Hi everyone,

I have calculated the interaction energy for a system with two single atoms and was quite surprised how much the Coulomb interaction differs when using periodic boundary conditions (PBC), Particle Mesh Ewald (PME) or no periodic boundary conditions.

I calculated the interaction energy for a system with 2 particles (0.4nm distance, q1=-1e, q2= 0.0842e) for the following three situations:

1. PBC with PME

2. PBC withou PME

3. no PBC (not possible with the latest version of gromacs, so one need to travel back in versions)

The short range Coulomb interactions (Coulomb (SR) ) and the Coul-SR:a_1-a_2 differed for both situations with PBC. Only for a system with no PBC, the analytical (-29.2468 kJ/mol) and simulated result were the same and Coulomb (SR) = Coul-SR:a_1-a_2.

Is this expected? And if yes, does anyone have a good intuition to explain this?

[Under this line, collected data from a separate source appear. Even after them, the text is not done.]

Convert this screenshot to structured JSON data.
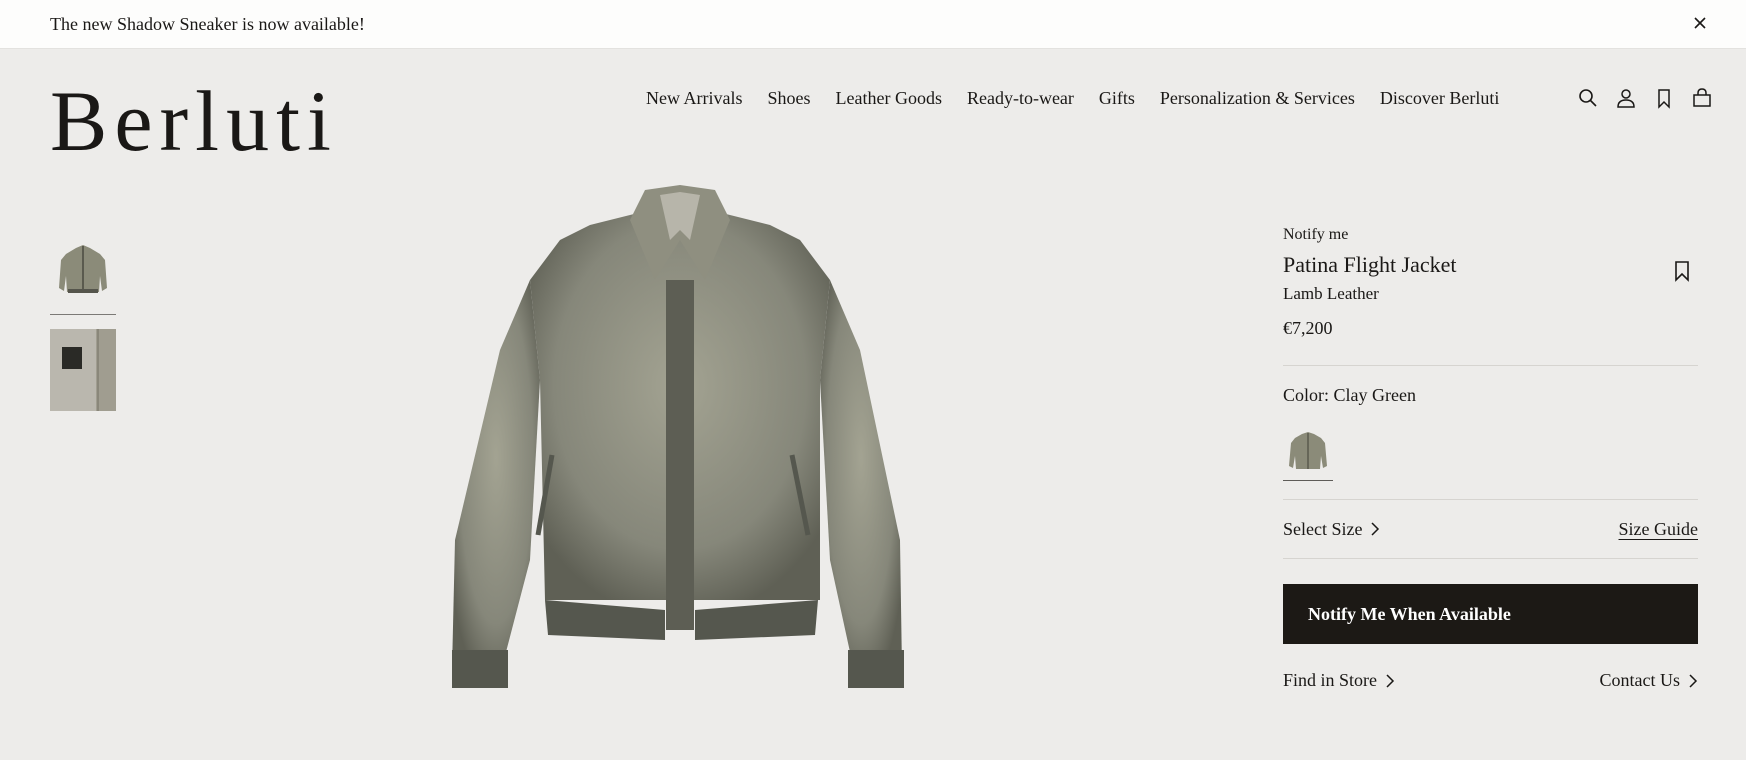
{
  "banner": {
    "text": "The new Shadow Sneaker is now available!",
    "close_icon": "close-icon"
  },
  "brand": {
    "logo": "Berluti"
  },
  "nav": {
    "items": [
      "New Arrivals",
      "Shoes",
      "Leather Goods",
      "Ready-to-wear",
      "Gifts",
      "Personalization & Services",
      "Discover Berluti"
    ]
  },
  "header_icons": [
    "search-icon",
    "account-icon",
    "bookmark-icon",
    "bag-icon"
  ],
  "product": {
    "status_label": "Notify me",
    "name": "Patina Flight Jacket",
    "material": "Lamb Leather",
    "price": "€7,200",
    "color_label": "Color: Clay Green",
    "select_size": "Select Size",
    "size_guide": "Size Guide",
    "cta": "Notify Me When Available",
    "find_in_store": "Find in Store",
    "contact_us": "Contact Us"
  },
  "colors": {
    "background": "#edecea",
    "cta": "#1c1915",
    "jacket": "#8b8b79"
  }
}
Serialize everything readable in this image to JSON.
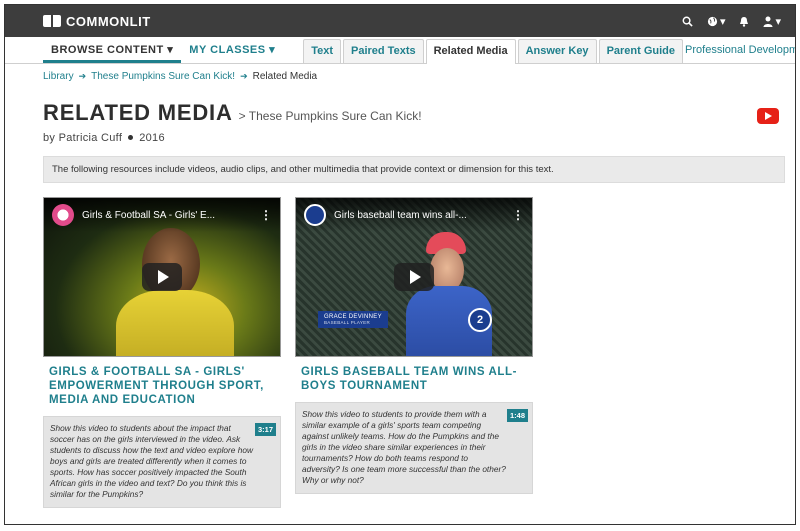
{
  "app": {
    "logo": "COMMONLIT"
  },
  "topbar": {
    "icons": [
      "search-icon",
      "globe-icon",
      "bell-icon",
      "user-icon"
    ]
  },
  "nav": {
    "browse": "BROWSE CONTENT ▾",
    "classes": "MY CLASSES ▾",
    "tabs": [
      {
        "label": "Text"
      },
      {
        "label": "Paired Texts"
      },
      {
        "label": "Related Media",
        "active": true
      },
      {
        "label": "Answer Key"
      },
      {
        "label": "Parent Guide"
      }
    ],
    "pd_portal": "Professional Development Portal"
  },
  "breadcrumb": {
    "library": "Library",
    "text": "These Pumpkins Sure Can Kick!",
    "current": "Related Media"
  },
  "page": {
    "title": "RELATED MEDIA",
    "subtitle": "> These Pumpkins Sure Can Kick!",
    "author": "by Patricia Cuff",
    "year": "2016",
    "info": "The following resources include videos, audio clips, and other multimedia that provide context or dimension for this text."
  },
  "cards": [
    {
      "video_title": "Girls & Football SA - Girls' E...",
      "title": "GIRLS & FOOTBALL SA - GIRLS' EMPOWERMENT THROUGH SPORT, MEDIA AND EDUCATION",
      "description": "Show this video to students about the impact that soccer has on the girls interviewed in the video. Ask students to discuss how the text and video explore how boys and girls are treated differently when it comes to sports. How has soccer positively impacted the South African girls in the video and text? Do you think this is similar for the Pumpkins?",
      "duration": "3:17"
    },
    {
      "video_title": "Girls baseball team wins all-...",
      "title": "GIRLS BASEBALL TEAM WINS ALL-BOYS TOURNAMENT",
      "description": "Show this video to students to provide them with a similar example of a girls' sports team competing against unlikely teams. How do the Pumpkins and the girls in the video share similar experiences in their tournaments? How do both teams respond to adversity? Is one team more successful than the other? Why or why not?",
      "duration": "1:48",
      "lower_third_name": "GRACE DEVINNEY",
      "lower_third_sub": "BASEBALL PLAYER",
      "channel_bug": "2"
    }
  ],
  "colors": {
    "accent": "#1f7f8c",
    "topbar": "#3d3d3d",
    "youtube": "#e62117"
  }
}
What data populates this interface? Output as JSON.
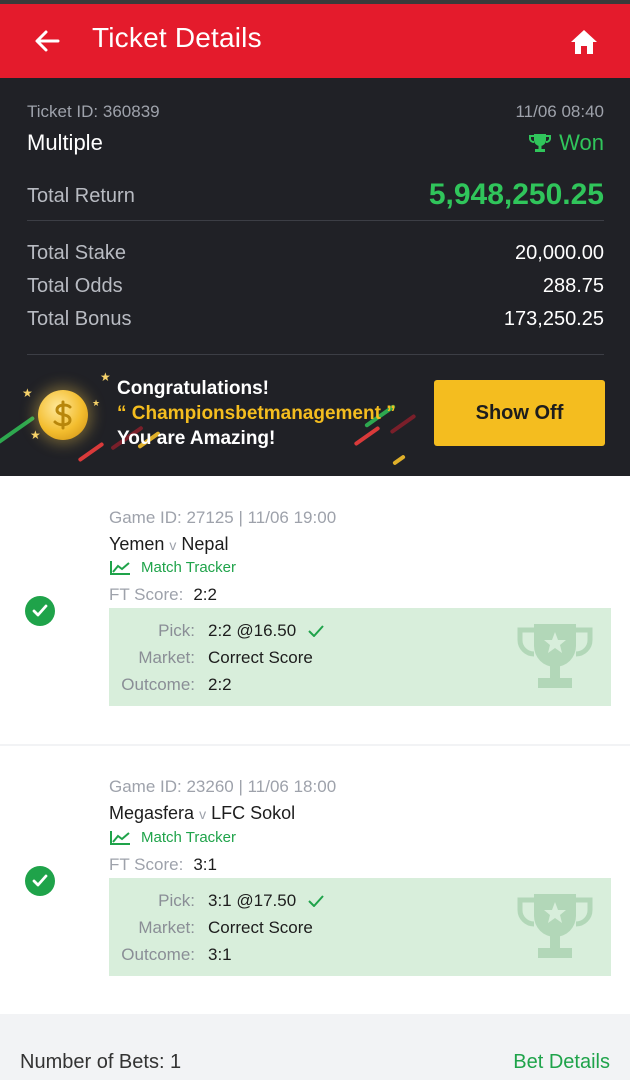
{
  "header": {
    "title": "Ticket Details"
  },
  "ticket": {
    "id_text": "Ticket ID: 360839",
    "datetime": "11/06 08:40",
    "bet_type": "Multiple",
    "status": "Won",
    "total_return_label": "Total Return",
    "total_return": "5,948,250.25",
    "rows": [
      {
        "label": "Total Stake",
        "value": "20,000.00"
      },
      {
        "label": "Total Odds",
        "value": "288.75"
      },
      {
        "label": "Total Bonus",
        "value": "173,250.25"
      }
    ]
  },
  "promo": {
    "line1": "Congratulations!",
    "line2_name": "“ Championsbetmanagement ”",
    "line3": "You are Amazing!",
    "button": "Show Off"
  },
  "bets": [
    {
      "game": "Game ID: 27125 | 11/06 19:00",
      "home": "Yemen",
      "v": "v",
      "away": "Nepal",
      "tracker": "Match Tracker",
      "ft_label": "FT Score:",
      "ft_score": "2:2",
      "pick_label": "Pick:",
      "pick": "2:2 @16.50",
      "market_label": "Market:",
      "market": "Correct Score",
      "outcome_label": "Outcome:",
      "outcome": "2:2"
    },
    {
      "game": "Game ID: 23260 | 11/06 18:00",
      "home": "Megasfera",
      "v": "v",
      "away": "LFC Sokol",
      "tracker": "Match Tracker",
      "ft_label": "FT Score:",
      "ft_score": "3:1",
      "pick_label": "Pick:",
      "pick": "3:1 @17.50",
      "market_label": "Market:",
      "market": "Correct Score",
      "outcome_label": "Outcome:",
      "outcome": "3:1"
    }
  ],
  "footer": {
    "number_of_bets": "Number of Bets: 1",
    "bet_details": "Bet Details"
  },
  "colors": {
    "brand_red": "#e41b2c",
    "win_green": "#30c55b",
    "accent_yellow": "#f4bd1f"
  }
}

I used the following mdp parameters:

• PBC with PME (Coulomb (SR) = -209.594 and Coul-SR:a_1-a_2 = -4.12159)

◦ pbc = xyz

◦ energygrps = a_1 a_2

◦ cutoff-scheme = Verlet

◦ ns_type = grid

◦ nstlist = 20

◦ rlist = 1.2

◦ vdwtype = cutoff

◦ vdw-modifier = force-switch

◦ rvdw-switch = 1.0

◦ rvdw = 1.2

◦ coulombtype = PME

◦ rcoulomb = 1.2

◦ pme_order = 4

◦ fourierspacing = 0.16

• PBC without PME (Coulomb (SR) = -77.7984 and Coul-SR:a_1-a_2 =-19.4982)

◦ pbc = xyz

◦ energygrps = a_1 a_2

◦ cutoff-scheme = Verlet

◦ ns_type = grid

◦ nstlist = 20

◦ rlist = 1.2

◦ vdwtype = cutoff

◦ vdw-modifier = force-switch

◦ rvdw-switch = 1.0

◦ rvdw = 1.2

◦ coulombtype = Cut-off;

◦ rcoulomb = 1.2

• no PBC Coulomb (SR)=-29.2468 and Coul-SR:a_1-a_2 = -29.2468

◦ energygrps = a_1 a_2

◦ pbc = no

◦ cutoff-scheme = group

◦ nstlist = 0

◦ rvdw = 0

◦ rcoulomb =0

◦ rlist = 0

For the systems with PBC, I have used gromacs/2020.3-AVX2-GPU.

For the system without PBC, I used gromacs/5.1/64.